Book Review: The Innovators by Walter Isaacson
I’ve come to greatly enjoy Walter Isaacson. I previously read his work on Steve Jobs, and The Innovators was a very nice follow-up. Isaacson writes in a pleasant, enjoyable and enticing manner, finely riding the line between big-picture themes and ideas, and the small, intimate stories that really make history interesting.
The Innovators by Walter Isaacson chronicles the history of computing and the rise of the digital age. Isaacson covers a broad range, from the prehistoric beginnings of computing in the 1800s, all the way through the rise of Intel, Apple, Wikipedia and Google. At almost 500 pages, Isaacson still could have gone into more detail in some areas, but his pace keeps the narrative moving right along.
“Progress comes not only in great leaps but also from hundreds of small steps.”
Walter Isaacson demonstrates his ability to explain ideas and story elements to make a wonderful narrative. Isaacson begins at the beginning of computing, with the Analytical and Difference Engines by Charles Babbage, and the first programmer in the part of Ada Lovelace. It talks about how both machines were far ahead of their time, and people didn’t know what it could be used for. The technology just wasn’t there.
Throughout the history of computing and technology in general, there have been advancements that take things to a whole new level. Isaacson recounts all of it. While I do say that innovation is a collaborative effort, we do still remember the random geniuses for better or worse. Take William Shockley for example; the man was brilliant, there is no denying that. He came up with a method to make transistors that involved something entirely different in a herculean task of intense concentration and effort.
“Innovation requires having at least three things: a great idea, the engineering talent to execute it, and the business savvy (plus deal-making moxie) to turn it into a successful product.”

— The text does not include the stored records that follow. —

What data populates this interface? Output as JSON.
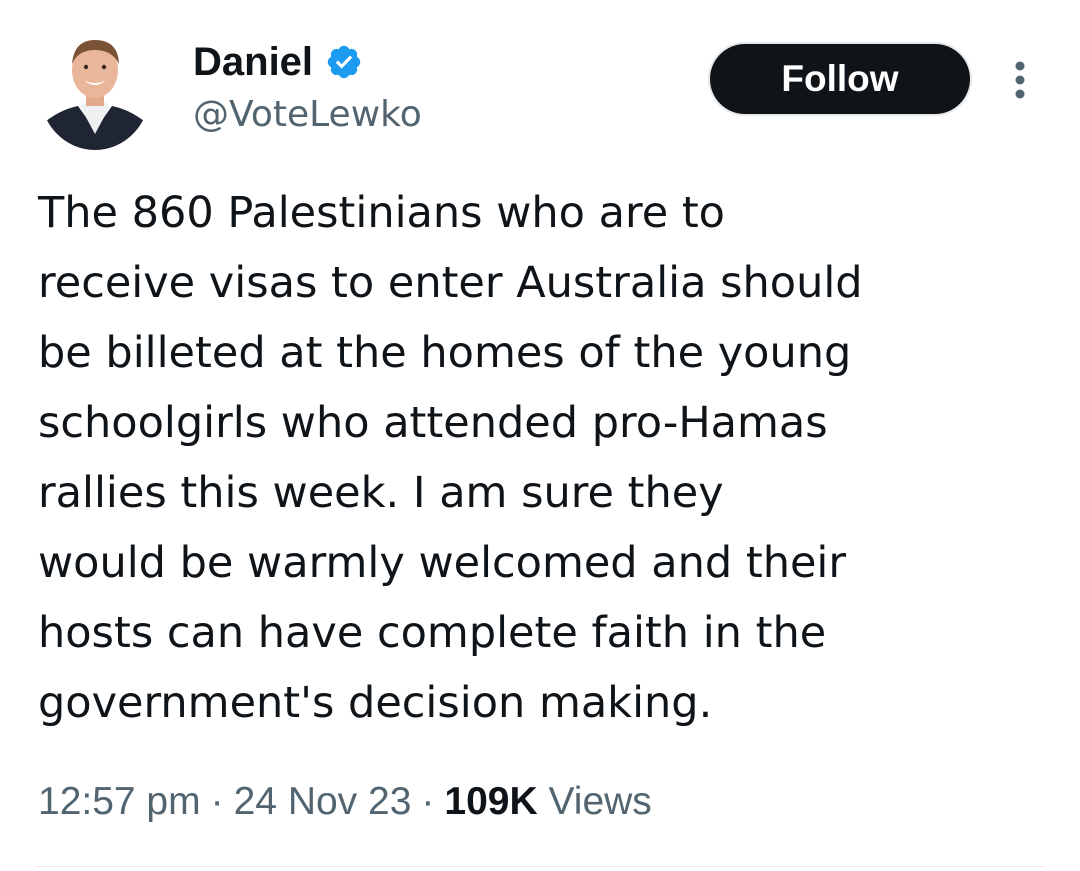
{
  "author": {
    "display_name": "Daniel",
    "handle": "@VoteLewko",
    "verified": true,
    "avatar_icon": "profile-photo",
    "verified_icon": "verified-badge-icon"
  },
  "actions": {
    "follow_label": "Follow",
    "more_icon": "more-options-icon"
  },
  "tweet": {
    "lines": [
      "The 860 Palestinians who are to",
      "receive visas to enter Australia should",
      "be billeted at the homes of the young",
      "schoolgirls who attended pro-Hamas",
      "rallies this week. I am sure they",
      "would be warmly welcomed and their",
      "hosts can have complete faith in the",
      "government's decision making."
    ]
  },
  "meta": {
    "time": "12:57 pm",
    "separator": "·",
    "date": "24 Nov 23",
    "views_count": "109K",
    "views_label": "Views"
  },
  "colors": {
    "text_primary": "#0f1419",
    "text_secondary": "#536471",
    "verified_blue": "#1d9bf0",
    "button_bg": "#0f1419",
    "button_text": "#ffffff"
  }
}
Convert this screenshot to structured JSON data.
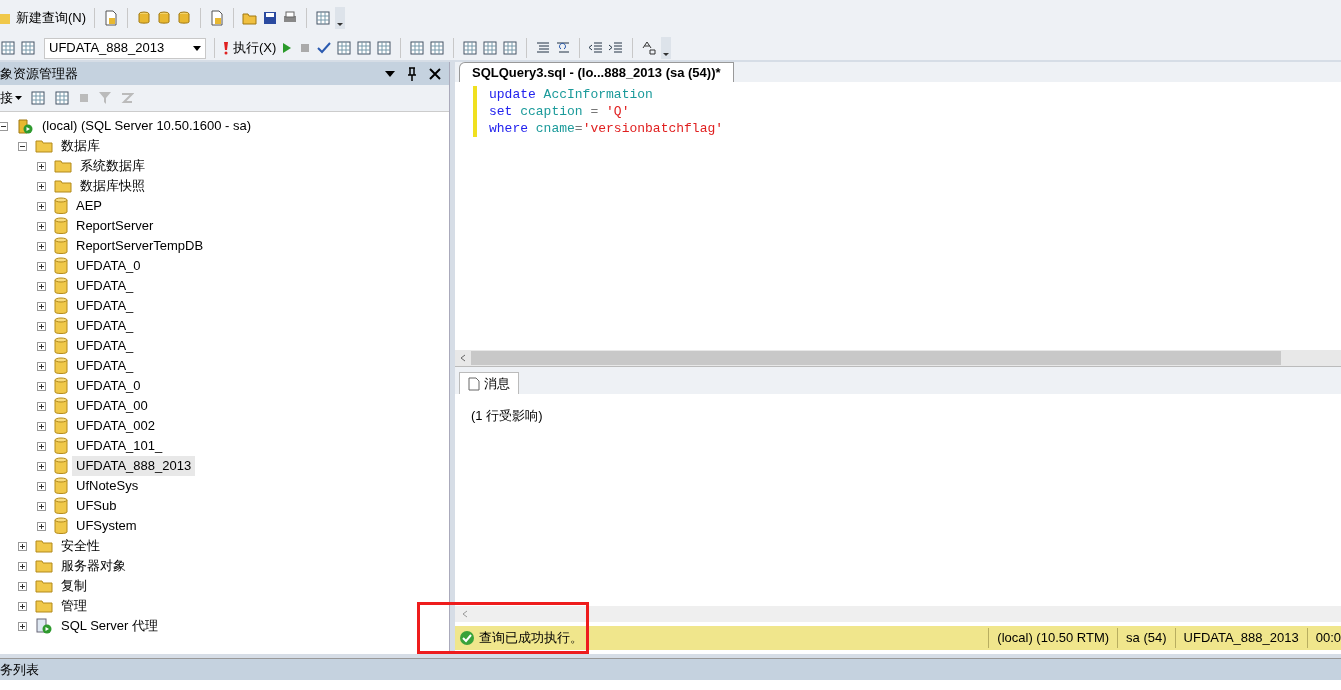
{
  "toolbar_1": {
    "new_query": "新建查询(N)"
  },
  "toolbar_2": {
    "database": "UFDATA_888_2013",
    "execute": "执行(X)"
  },
  "object_explorer": {
    "title": "象资源管理器",
    "connect": "接",
    "tree": [
      {
        "label": "(local) (SQL Server 10.50.1600 - sa)",
        "kind": "server",
        "expanded": true,
        "selected": false,
        "children": [
          {
            "label": "数据库",
            "kind": "folder",
            "expanded": true,
            "selected": false,
            "children": [
              {
                "label": "系统数据库",
                "kind": "folder",
                "expanded": false,
                "selected": false
              },
              {
                "label": "数据库快照",
                "kind": "folder",
                "expanded": false,
                "selected": false
              },
              {
                "label": "AEP",
                "kind": "database",
                "expanded": false,
                "selected": false
              },
              {
                "label": "ReportServer",
                "kind": "database",
                "expanded": false,
                "selected": false
              },
              {
                "label": "ReportServerTempDB",
                "kind": "database",
                "expanded": false,
                "selected": false
              },
              {
                "label": "UFDATA_0",
                "kind": "database",
                "expanded": false,
                "selected": false
              },
              {
                "label": "UFDATA_",
                "kind": "database",
                "expanded": false,
                "selected": false
              },
              {
                "label": "UFDATA_",
                "kind": "database",
                "expanded": false,
                "selected": false
              },
              {
                "label": "UFDATA_",
                "kind": "database",
                "expanded": false,
                "selected": false
              },
              {
                "label": "UFDATA_",
                "kind": "database",
                "expanded": false,
                "selected": false
              },
              {
                "label": "UFDATA_",
                "kind": "database",
                "expanded": false,
                "selected": false
              },
              {
                "label": "UFDATA_0",
                "kind": "database",
                "expanded": false,
                "selected": false
              },
              {
                "label": "UFDATA_00",
                "kind": "database",
                "expanded": false,
                "selected": false
              },
              {
                "label": "UFDATA_002",
                "kind": "database",
                "expanded": false,
                "selected": false
              },
              {
                "label": "UFDATA_101_",
                "kind": "database",
                "expanded": false,
                "selected": false
              },
              {
                "label": "UFDATA_888_2013",
                "kind": "database",
                "expanded": false,
                "selected": true
              },
              {
                "label": "UfNoteSys",
                "kind": "database",
                "expanded": false,
                "selected": false
              },
              {
                "label": "UFSub",
                "kind": "database",
                "expanded": false,
                "selected": false
              },
              {
                "label": "UFSystem",
                "kind": "database",
                "expanded": false,
                "selected": false
              }
            ]
          },
          {
            "label": "安全性",
            "kind": "folder",
            "expanded": false,
            "selected": false
          },
          {
            "label": "服务器对象",
            "kind": "folder",
            "expanded": false,
            "selected": false
          },
          {
            "label": "复制",
            "kind": "folder",
            "expanded": false,
            "selected": false
          },
          {
            "label": "管理",
            "kind": "folder",
            "expanded": false,
            "selected": false
          },
          {
            "label": "SQL Server 代理",
            "kind": "agent",
            "expanded": false,
            "selected": false
          }
        ]
      }
    ]
  },
  "editor": {
    "tab": "SQLQuery3.sql - (lo...888_2013 (sa (54))*",
    "lines": [
      [
        {
          "kind": "keyword",
          "text": "update"
        },
        {
          "kind": "ident",
          "text": " AccInformation"
        }
      ],
      [
        {
          "kind": "keyword",
          "text": "set"
        },
        {
          "kind": "ident",
          "text": " ccaption"
        },
        {
          "kind": "op",
          "text": " = "
        },
        {
          "kind": "string",
          "text": "'Q'"
        }
      ],
      [
        {
          "kind": "keyword",
          "text": "where"
        },
        {
          "kind": "ident",
          "text": " cname"
        },
        {
          "kind": "op",
          "text": "="
        },
        {
          "kind": "string",
          "text": "'versionbatchflag'"
        }
      ]
    ]
  },
  "results": {
    "tab": "消息",
    "message": "(1 行受影响)"
  },
  "status_bar": {
    "message": "查询已成功执行。",
    "server": "(local) (10.50 RTM)",
    "user": "sa (54)",
    "database": "UFDATA_888_2013",
    "time": "00:0"
  },
  "bottom_panel": {
    "title": "务列表"
  }
}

The Innovators by Walter Isaacson is separated into chapters that give an account of large advancements. So the first chapters talk about Babbage and Lovelace. The second chapter goes on to the rush to make tabulating machines and machines to simplify tedious mathematical calculations. During World War II, it seems that each major power had some computing power, except the Germans. The high command of Nazi Germany could not see the benefits of a computer.
Alongside the making of computers, we tend to find a number of firsts that always confused me. When talking about the first computer, we have to be very specific in what we mean. What sort of base did it use? Was it Electronic? Did it use Vacuum Tubes or Relays? Was it so secret that no one knew about it for 30 years? Was it general-purpose or only devoted to one task?
“Success breeds complacency. Complacency breeds failure. Only the paranoid survive.”
In that previous vein, we eventually get to the internet, PCs, Apple stuff, and how those inventions grew organically or were controlled by corporate and personal interests. The book even has a chapter devoted to Video Games. It contains different views on things from different perspectives. For example, we have Bill Gates and the Homebrew Computer Club. They butted heads over file sharing and copyright. They both had a point as well. This was with the development of Microsoft BASIC.
This book is fantastic. I really enjoy books that delve into the history of things and ideas. Since it digs into technology, this makes it even better.